Bellerton local police and North Carolina state police are both said to be actively investigating this matter. Funeral services for Tiffany Ann Marsh were held yesterday at the Bellerton Church of Christ Jesus, the Reverend Henry Holborn presiding.
PART ONE
One
1
EVER SINCE GREGOR DEMARKIAN had come to live on Cavanaugh Street, he had spent a lot of time worrying about his best friend, Father Tibor Kasparian—but he had never been afraid for him, until now. The problem had started late on the afternoon of April 19, the day of the Oklahoma City bombing, when the reports first started to drift in that the bomber might not be an Islamic fundamentalist with ties to Iran, but someone more banal and domestic. It had gotten worse after Timothy McVeigh was arrested and everybody was sure. Gregor knew that Father Tibor had had a terrible life: arrested and imprisoned in the Soviet union when the Soviet union was still a power; suffering through God only knew what until he could make his way overland and underground, first to Israel and then to the United States. Tibor’s wife had died in a Russian prison. Tibor himself limped slightly, and had only partial use of his left arm. Once, in the dark of a long night spent watching Jaws on videotape in the living room of the tiny rectory-apartment behind Holy Trinity Armenian Christian Church, Tibor had told Gregor the most frightening thing Gregor thought he had ever heard: that blood is the color of dirt, really, once it dries; that there are people who like the way corpses look, especially covered with dust and laid out on the ground.
“It’s not,” Gregor Demarkian told Bennis Hannaford, one early morning in late October, months after the rest of the country had lost interest in Oklahoma and gone back to obsessing about the Simpson trial, “it’s not as if I were an unsophisticated man.
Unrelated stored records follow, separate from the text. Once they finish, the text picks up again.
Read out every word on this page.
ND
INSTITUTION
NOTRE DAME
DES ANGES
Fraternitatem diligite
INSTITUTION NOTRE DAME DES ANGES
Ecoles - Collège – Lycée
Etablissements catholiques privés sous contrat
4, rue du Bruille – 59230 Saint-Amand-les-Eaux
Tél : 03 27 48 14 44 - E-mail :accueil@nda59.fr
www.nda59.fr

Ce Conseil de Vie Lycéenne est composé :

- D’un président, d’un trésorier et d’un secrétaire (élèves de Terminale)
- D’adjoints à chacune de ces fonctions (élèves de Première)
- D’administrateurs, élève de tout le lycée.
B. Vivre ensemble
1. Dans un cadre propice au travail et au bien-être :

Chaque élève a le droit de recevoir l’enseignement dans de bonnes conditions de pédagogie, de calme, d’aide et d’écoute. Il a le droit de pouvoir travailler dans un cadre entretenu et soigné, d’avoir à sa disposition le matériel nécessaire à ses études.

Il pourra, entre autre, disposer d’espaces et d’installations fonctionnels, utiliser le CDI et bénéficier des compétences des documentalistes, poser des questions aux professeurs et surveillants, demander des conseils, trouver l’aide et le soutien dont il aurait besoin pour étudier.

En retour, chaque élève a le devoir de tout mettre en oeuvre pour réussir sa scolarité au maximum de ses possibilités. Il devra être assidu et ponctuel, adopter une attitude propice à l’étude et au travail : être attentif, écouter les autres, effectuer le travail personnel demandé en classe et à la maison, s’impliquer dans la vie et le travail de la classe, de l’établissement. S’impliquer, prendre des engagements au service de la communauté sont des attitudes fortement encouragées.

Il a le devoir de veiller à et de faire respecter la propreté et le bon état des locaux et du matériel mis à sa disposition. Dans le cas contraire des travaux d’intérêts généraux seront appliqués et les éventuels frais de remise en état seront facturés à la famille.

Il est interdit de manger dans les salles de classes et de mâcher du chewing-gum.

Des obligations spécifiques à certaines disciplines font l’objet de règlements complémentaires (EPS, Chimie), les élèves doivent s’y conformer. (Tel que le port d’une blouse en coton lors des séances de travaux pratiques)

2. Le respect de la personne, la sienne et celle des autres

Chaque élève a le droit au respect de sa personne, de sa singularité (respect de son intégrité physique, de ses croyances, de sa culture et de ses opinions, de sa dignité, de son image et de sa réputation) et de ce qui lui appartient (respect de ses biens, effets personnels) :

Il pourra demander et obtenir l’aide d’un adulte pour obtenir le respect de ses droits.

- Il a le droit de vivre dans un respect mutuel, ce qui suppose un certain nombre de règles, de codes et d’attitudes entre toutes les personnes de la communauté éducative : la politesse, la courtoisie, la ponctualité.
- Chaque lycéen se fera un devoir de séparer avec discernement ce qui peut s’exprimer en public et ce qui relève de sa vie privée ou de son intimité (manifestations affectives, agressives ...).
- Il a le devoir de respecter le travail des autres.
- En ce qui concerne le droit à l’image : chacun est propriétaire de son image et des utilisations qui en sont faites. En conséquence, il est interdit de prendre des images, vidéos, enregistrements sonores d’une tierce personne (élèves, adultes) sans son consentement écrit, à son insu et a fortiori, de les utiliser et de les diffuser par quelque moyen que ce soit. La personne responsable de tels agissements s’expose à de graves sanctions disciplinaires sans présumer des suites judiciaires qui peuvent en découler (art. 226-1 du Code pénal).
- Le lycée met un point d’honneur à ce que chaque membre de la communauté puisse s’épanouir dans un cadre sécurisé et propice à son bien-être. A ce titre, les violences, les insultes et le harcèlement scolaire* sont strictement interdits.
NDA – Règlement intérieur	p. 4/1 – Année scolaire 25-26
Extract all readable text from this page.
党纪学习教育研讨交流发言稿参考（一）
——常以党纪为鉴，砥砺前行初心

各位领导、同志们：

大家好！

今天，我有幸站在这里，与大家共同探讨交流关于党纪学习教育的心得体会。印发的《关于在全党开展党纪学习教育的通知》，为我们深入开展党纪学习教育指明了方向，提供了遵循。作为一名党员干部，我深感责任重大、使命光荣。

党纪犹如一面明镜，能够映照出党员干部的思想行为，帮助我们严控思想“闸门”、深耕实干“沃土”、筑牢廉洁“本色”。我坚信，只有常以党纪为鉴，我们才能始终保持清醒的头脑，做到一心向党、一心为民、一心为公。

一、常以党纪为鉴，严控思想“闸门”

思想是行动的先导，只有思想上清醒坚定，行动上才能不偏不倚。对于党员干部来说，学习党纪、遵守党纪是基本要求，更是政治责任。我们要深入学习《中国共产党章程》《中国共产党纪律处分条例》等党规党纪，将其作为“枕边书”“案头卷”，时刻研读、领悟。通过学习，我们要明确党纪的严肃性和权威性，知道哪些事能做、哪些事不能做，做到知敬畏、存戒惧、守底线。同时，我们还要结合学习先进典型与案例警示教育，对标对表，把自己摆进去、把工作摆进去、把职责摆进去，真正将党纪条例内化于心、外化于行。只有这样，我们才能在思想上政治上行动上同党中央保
I spent most of my career chasing serial killers. I’ve seen a lot of blood and badness in my time. I’ve been depressed as hell about it. But this is different.”
“Mmm,” Bennis Hannaford said.
Gregor looked at Bennis’s thick black hair and perfectly almond-shaped, enormous blue eyes, and signed. Bennis was beautiful and Bennis was bright and Bennis loved Tibor, but she had quit a two-and-a-half-pack-a-day cigarette habit less than a month ago, and lately she just didn’t seem to be mentally home. They were sitting facing each other in the window booth of the Ararat Restaurant. Gregor could look through the tall pane of glass at a bright, hard, cold fall day. It was only five minutes after seven. By seven-thirty, they would no longer be alone. Half the single people on the street ate their breakfasts at the Ararat. Half the married people did, too, when they were fighting with their spouses or not up to cooking anything or just in the mood to see people early. At night, the Ararat was Cavanaugh Street’s main tourist attraction. It got written up in the restaurant section of the Philadelphia Inquirer. Tourists from Radnor and Wayne came in to see what “real Armenian cooking” was like. In the daytime, the Ararat resembled a diner with eccentric furniture. Hard vinyl floors and inexpensive green wallpaper clashed with tasseled sofa cushions and hand-crocheted antimacassars. As far as Gregor knew, the Ararat was the only restaurant of any kind, anywhere, that used antimacassars on the backs of straight-backed aluminum chairs.